経済界にとって、アベノミクス効果で収益がアップしたのは確かであり、政府は16年度から法人税率も段階的に20%台に引き下げることを決定している。「稼ぐ力」を取り戻せるよう、政府にあの手この手の支援を受けているだけに、賃上げ要請に応じないわけにはいかないというのが実情だ。
一方、1月に開かれた連合の新年交歓会には日銀の黒田東彦総裁が出席し、「2%の物価上昇は、それに見合った賃金上昇がなければ持続可能ではない。日銀も連合もそれぞれの役割を果たそう」と呼びかけ、賃上げにエールを送った。
政府・日銀の「経済の好循環」を巡る考えはほぼ一致しており、いわば安倍首相と黒田総裁が手分けして労使に賃上げを迫る二人三脚ぶりを強く印象付けた形だ。労使という当事者間の交渉の前に、賃上げに向けた環境は出来上がっていたと言える。
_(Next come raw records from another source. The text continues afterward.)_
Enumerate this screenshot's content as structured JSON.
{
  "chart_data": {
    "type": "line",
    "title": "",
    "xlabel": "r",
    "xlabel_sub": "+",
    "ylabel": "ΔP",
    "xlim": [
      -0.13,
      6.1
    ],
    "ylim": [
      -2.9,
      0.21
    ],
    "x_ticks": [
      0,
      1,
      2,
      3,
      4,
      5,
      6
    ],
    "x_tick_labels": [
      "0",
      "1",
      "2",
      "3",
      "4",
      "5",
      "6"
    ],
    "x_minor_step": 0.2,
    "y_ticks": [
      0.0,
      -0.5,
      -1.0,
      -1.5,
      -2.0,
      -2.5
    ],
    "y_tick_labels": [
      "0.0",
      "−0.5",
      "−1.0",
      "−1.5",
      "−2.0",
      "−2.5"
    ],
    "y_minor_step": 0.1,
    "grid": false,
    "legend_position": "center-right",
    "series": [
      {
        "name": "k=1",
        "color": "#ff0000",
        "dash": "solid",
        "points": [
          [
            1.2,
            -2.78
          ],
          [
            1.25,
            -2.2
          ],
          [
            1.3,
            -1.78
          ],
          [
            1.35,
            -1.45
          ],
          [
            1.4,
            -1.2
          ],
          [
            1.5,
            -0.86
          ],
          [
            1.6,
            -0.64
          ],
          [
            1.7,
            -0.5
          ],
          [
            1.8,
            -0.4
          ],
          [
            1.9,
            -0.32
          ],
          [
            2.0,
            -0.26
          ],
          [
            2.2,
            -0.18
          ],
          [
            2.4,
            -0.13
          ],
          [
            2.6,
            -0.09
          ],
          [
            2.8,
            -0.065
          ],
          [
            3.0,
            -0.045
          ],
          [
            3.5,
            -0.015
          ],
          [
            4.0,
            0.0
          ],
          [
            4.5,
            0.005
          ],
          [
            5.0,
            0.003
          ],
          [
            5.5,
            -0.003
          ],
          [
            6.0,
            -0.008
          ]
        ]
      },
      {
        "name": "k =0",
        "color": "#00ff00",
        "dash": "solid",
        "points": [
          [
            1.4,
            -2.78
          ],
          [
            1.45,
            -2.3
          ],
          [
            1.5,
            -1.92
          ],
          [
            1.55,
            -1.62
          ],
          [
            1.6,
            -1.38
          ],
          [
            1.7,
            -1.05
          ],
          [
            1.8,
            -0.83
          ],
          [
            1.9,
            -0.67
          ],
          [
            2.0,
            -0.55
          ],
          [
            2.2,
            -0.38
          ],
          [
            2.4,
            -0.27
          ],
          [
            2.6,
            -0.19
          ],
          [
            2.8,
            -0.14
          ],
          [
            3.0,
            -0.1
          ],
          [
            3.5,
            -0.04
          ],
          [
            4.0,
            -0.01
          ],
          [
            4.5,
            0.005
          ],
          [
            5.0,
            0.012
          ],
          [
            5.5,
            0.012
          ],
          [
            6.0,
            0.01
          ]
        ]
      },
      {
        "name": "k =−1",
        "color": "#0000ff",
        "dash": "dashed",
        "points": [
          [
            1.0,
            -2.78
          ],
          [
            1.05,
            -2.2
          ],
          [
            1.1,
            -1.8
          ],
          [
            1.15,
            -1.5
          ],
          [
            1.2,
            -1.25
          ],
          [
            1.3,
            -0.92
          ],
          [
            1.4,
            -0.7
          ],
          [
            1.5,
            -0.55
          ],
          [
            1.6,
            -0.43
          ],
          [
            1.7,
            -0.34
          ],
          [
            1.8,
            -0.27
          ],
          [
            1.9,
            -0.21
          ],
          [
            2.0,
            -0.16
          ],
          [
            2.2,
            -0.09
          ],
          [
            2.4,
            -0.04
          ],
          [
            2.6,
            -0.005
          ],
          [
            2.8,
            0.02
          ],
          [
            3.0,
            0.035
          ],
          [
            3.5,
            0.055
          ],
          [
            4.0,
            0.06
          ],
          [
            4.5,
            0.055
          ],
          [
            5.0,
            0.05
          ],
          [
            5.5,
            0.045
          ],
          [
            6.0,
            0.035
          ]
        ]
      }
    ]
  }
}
ところが、昨年来の原油安や中国経済の減速、年初からの株安傾向、昨年10~12月期のマイナス成長といった不安要因に加えて、景気テコ入れを狙った日銀のマイナス金利が市場をかく乱するなど、今年の春闘を取り巻く環境は一気に不透明さを増してきた。
労組側の要求は抑制気味
それを意識して、自動車、電機など相場をけん引する労組のベア要求は軒並み昨年を下回り、金属労協によると平均要求額は3810円と過去3年の最低水準。メガバンクや保険会社の一部に至っては、マイナス金利の“被害”を受ける預金者らの反発を考慮してか、ベア要求の見送りに傾くという腰の引けた対応に出ている。
マイナス金利は、金融機関が日銀に預けている当座預金全体の1割程度に適用されるに過ぎず、これまでの金融緩和に“付け足した”政策に過ぎないが、市場は過剰に反応。一時は円高・株安を招き、日銀の狙いに逆行する現象が起きた。このため、労使ともマイナス金利を金融面からの「応援」と受け止めず、「先行き不安」と受け止めがちで、それが交渉に影を落としている点は否定できない。
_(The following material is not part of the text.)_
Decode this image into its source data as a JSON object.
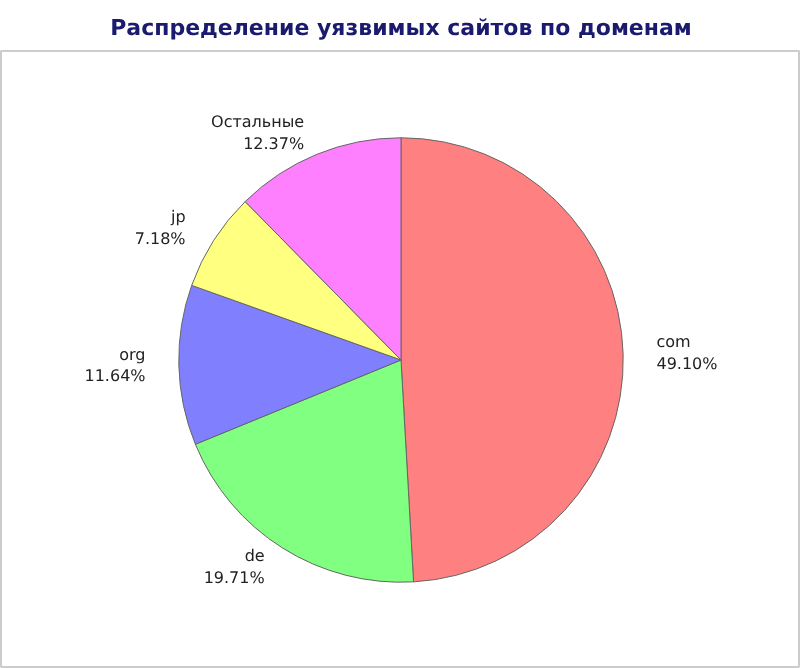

政府・日銀は2%の物価上昇を目標にしているため、賃上げ幅はそれを上回る3%以上程度にならないと、物価上昇を除いた実質賃金のプラス転換は不可能だが、労組側の要求内容を見る限り、ベアの大幅アップは実現しそうにない。結局、ボーナスなどの一時金を積み増すことで、年収レベルのアップを目指す流れが強まっているが、その場合、一時金のない多くの非正規労働者との格差が拡大しかねない。
厚生労働省の毎月勤労統計調査(速報)では、実質賃金は昨年が0.9%減となり、4年連続のマイナスを記録。経済の「好循環」が全体の賃金に波及していない実態を浮き彫りにしており、「月例給のアップにこだわることで、消費活動も活発になる」(神津里季生連合会長)という労組上部の掛け声も迫力不足の感は否めない。集中回答日までに、「すべての労働者の処遇改善」にどこまで切り込めるか、労組側の本気度が試されている。